UGC 12158, photo by Hubble/NASA |
In the first seconds after the Big Bang, radiation dominated, then matter dominated with formation of galaxies.
Electrons and positrons collided, annihilated one another, and created gamma ray photons. For a brief time, there existed an equilibrium between matter, anti-matter, and radiation. However, there was an excess of 1 matter particle out of every billion particles, so the system was no longer in equilibrium, although this process is not yet well understood.
During the first few minutes, the universe expanded and cooled; protons and neutrons formed a few helium nuclei, the rest of the protons remained as hydrogen nuclei. Free neutrons have a half-life of 15 minutes, so if they get locked up in helium, they're are out of circulation; others wound up decaying to produce more hydrogen. Some of these processes extended beyond first few minutes, but helium is a limiting factor, tying up neutrons.
The radiation dominated era produced hot plasma (ionized gas) and a period of expansion and cooling, but no new synthesis of elements. Photons were incessantly scattered by free electrons, in equilibrium with matter.
Then followed an era of recombination. Protons and electrons recombined to form atoms, in a transition to the matter-dominant era. Temperature fell to a few thousand K, like the surface of a star. Gas was no longer ionized plasma, but neutral hydrogen, which does not react so readily to photons, so the universe became "transparent" to photons. Radiation could penetrate billions of light years and be detected by us. This is where microwave background radiation comes from.
Reionization. After less than 1 billion years, the first stars formed; ultraviolet radiation from the first stars and quasars (emit ionizing radiation) re-ionized the gas in the early universe.
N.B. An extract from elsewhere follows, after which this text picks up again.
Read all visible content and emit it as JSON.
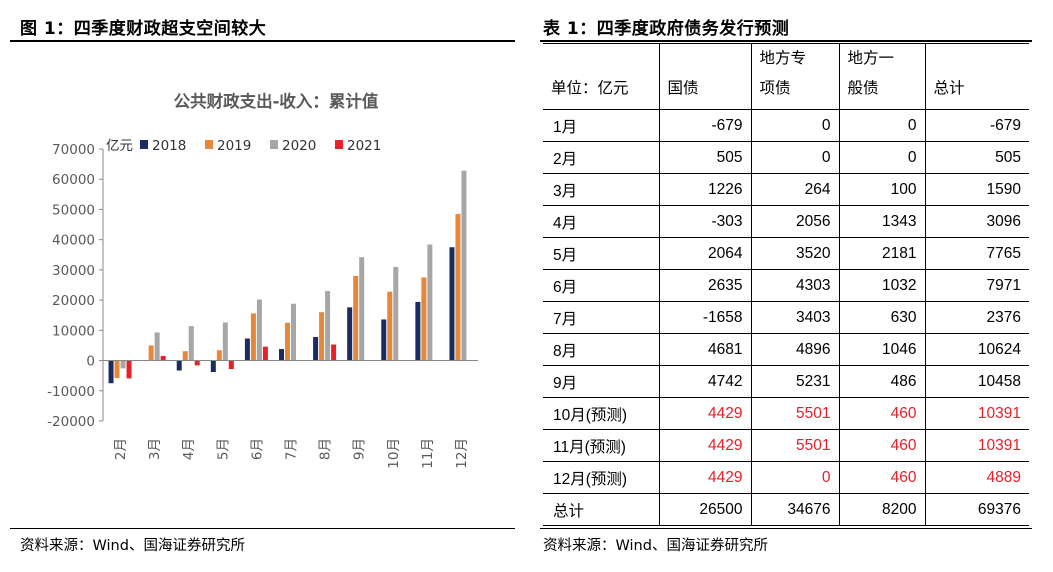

Bubbles of ionized gas overlapped, and the universe became opaque again.
Cosmological principle assume: Homogeneity, that the local universe has same physical properties throughout the larger universe, each region has same physical properties (mass density, expansion rate, visible vs. dark matter). Isotropy (no preferred direction); on largest scale, local universe looks the same in any direction. Universality; the laws of physics are the same everywhere in the universe (size scale > 100 million parsecs.)
Space itself seems to posses a "dark energy" or anti-gravity that acts to expand space, an intrinsic energy associated with space/vacuum. We have no clue what this is, but it seems to be the most important energy constituent of the universe today.
Until 6 billion years ago, the gravitational energy of matter was stronger than the acceleration forces, but then dark energy began to dominate energy density of universe. We see an anti-gravity effect that pushes things apart faster and faster. Today, the acceleration due to dark energy dominates, creating an exponential expansion. If the energy density remains constant, we get a future "the big empty." Galaxies will move away faster than the speed of light, so their light will never reach us. Within the Milky Way, however, systems will be held together by gravity, but we won't be able to see beyond our galaxy.